The easy way out for tether
Lou Kerner, director of stablecoins at Quantum Economics, took a more cynical, though perhaps realistic view:
“People take tether as a dollar, because they think the next guy will. At best, tether is fully backed. At worst, the same thing backs tether as the US dollar. And like the US dollar, tether will work until it doesn’t.”
Then of course, there was the real risk. Like Stankevich, Kerner felt that even if tether crashed and burned, there would still be more stablecoins to take its place:
“In terms of it being a systemic risk, a tether implosion would certainly be harmful near term, but there will be others, maybe better ones, that would quickly emerge in its place as the dominant stablecoin.”
There is of course the issue of price manipulation with bitcoin (BTC). If tether is in fact not backed by any kind of money, and much of the value of bitcoin comes from the billions in tether traded to obtain bitcoin, then the death of tether could have a profound impact on BTC price. Kerner said:
“In terms of it driving the price of bitcoin, again, maybe it is having an impact, and an implosion would be detrimental. But the bitcoin movement is not built on the back of tether.”
The story ends here
Haohan Xu, CEO of Apifiny, a global digital asset trading network, thinks that one way or another, Tether is going to have to pay. He said:
“Tether will hear a reckoning. Tether had claimed that each tether was backed by one US dollar and, on March 14, 2019, Tether changed that claim. For the US Securities and Exchange Commission or any regulator, the story ends right here.”
Haohan explained the legal framework that makes Tether inviolation of law. Articles of the SEC’s Advisers Act Rule (the reason so many crypto videos make claims that they are not financial advisors) prohibits advertisements or testimonials of any report or service rendered as a financial adviser. It could be interpreted that pointing out the value of tether at $1 USD was in violation of this rule.

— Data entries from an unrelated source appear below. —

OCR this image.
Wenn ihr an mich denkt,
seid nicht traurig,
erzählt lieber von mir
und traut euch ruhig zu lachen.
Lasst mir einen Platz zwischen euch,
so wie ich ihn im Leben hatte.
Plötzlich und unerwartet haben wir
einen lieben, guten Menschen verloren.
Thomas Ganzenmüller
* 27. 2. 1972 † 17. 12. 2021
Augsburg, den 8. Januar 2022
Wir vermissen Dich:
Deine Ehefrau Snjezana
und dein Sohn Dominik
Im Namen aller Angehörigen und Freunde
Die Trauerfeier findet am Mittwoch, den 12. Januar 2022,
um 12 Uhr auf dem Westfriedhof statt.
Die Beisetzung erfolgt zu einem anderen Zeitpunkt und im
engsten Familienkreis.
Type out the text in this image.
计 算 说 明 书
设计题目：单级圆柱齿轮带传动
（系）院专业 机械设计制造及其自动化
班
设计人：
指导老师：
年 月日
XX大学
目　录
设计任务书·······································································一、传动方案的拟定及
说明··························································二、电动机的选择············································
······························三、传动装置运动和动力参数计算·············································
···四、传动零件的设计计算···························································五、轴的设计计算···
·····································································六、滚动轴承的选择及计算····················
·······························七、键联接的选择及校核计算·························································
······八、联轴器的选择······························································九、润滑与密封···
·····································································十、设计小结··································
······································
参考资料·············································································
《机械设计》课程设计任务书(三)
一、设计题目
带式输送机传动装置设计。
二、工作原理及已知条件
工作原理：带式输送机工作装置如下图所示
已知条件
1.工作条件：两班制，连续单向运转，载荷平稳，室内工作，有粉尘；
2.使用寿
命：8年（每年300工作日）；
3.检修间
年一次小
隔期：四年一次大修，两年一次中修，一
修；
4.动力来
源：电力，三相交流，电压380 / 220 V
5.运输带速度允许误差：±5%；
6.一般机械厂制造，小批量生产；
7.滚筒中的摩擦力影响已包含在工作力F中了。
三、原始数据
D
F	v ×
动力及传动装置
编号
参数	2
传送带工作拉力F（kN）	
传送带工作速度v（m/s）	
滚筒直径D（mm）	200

But it is the New York State Department of Financial Services (NYSDFS) that Hoahan says has the most evidence against Tether:
“New York’s adoption of the Martin Act has been interpreted to prohibit all deceitful practices, as well as false promises, related to the offer, sale, or purchase of securities and commodities. Now, with the addition of its Virtual Currency License, New York’s regulatory scope has been extended to stablecoins and digital assets.”
Bitfinex and Tether in trouble
Then there’s the trouble with Bitfinex and Tether. Their audit, performed by Freeh, Sporkin & Sullivan LLP in June of 2018, may not have been legal, or at least considered to be unbiased.
Haohan also believes that tether is undercollateralized:
Currently only .74 cents backs every tether token. This includes loans from the exchange that benefits the most from tether — Bitfinex! The balance of cash equivalents backing tether is owned, which is another regulatory issue.
Finally, Haohan believes that Tether and Bitfiniex will be found guilty of something, it just might be a while:
“The NYSDFS operations are being slowed down by covid-19 related tasks, so the ability to operate in a normal environment has delayed their pursuit of Tether/Bitfinex. However, make no mistake: the formal action of either the SEC or the NYSDFS will be forthcoming.”
Overall, the experts seem to agree that Tether is in some kind of trouble. Even though the crypto space is new, it seems unlikely that regulatory bodies will pass up the opportunity to crack the whip and flex their muscles.
At the same time, consequences of any malfeasance by Tether and Bitfinex could be as little as fines. Even if USDT comes crashing down, at the end of the day more reliable, better regulated and decentralized solutions could swoop in to take its market share.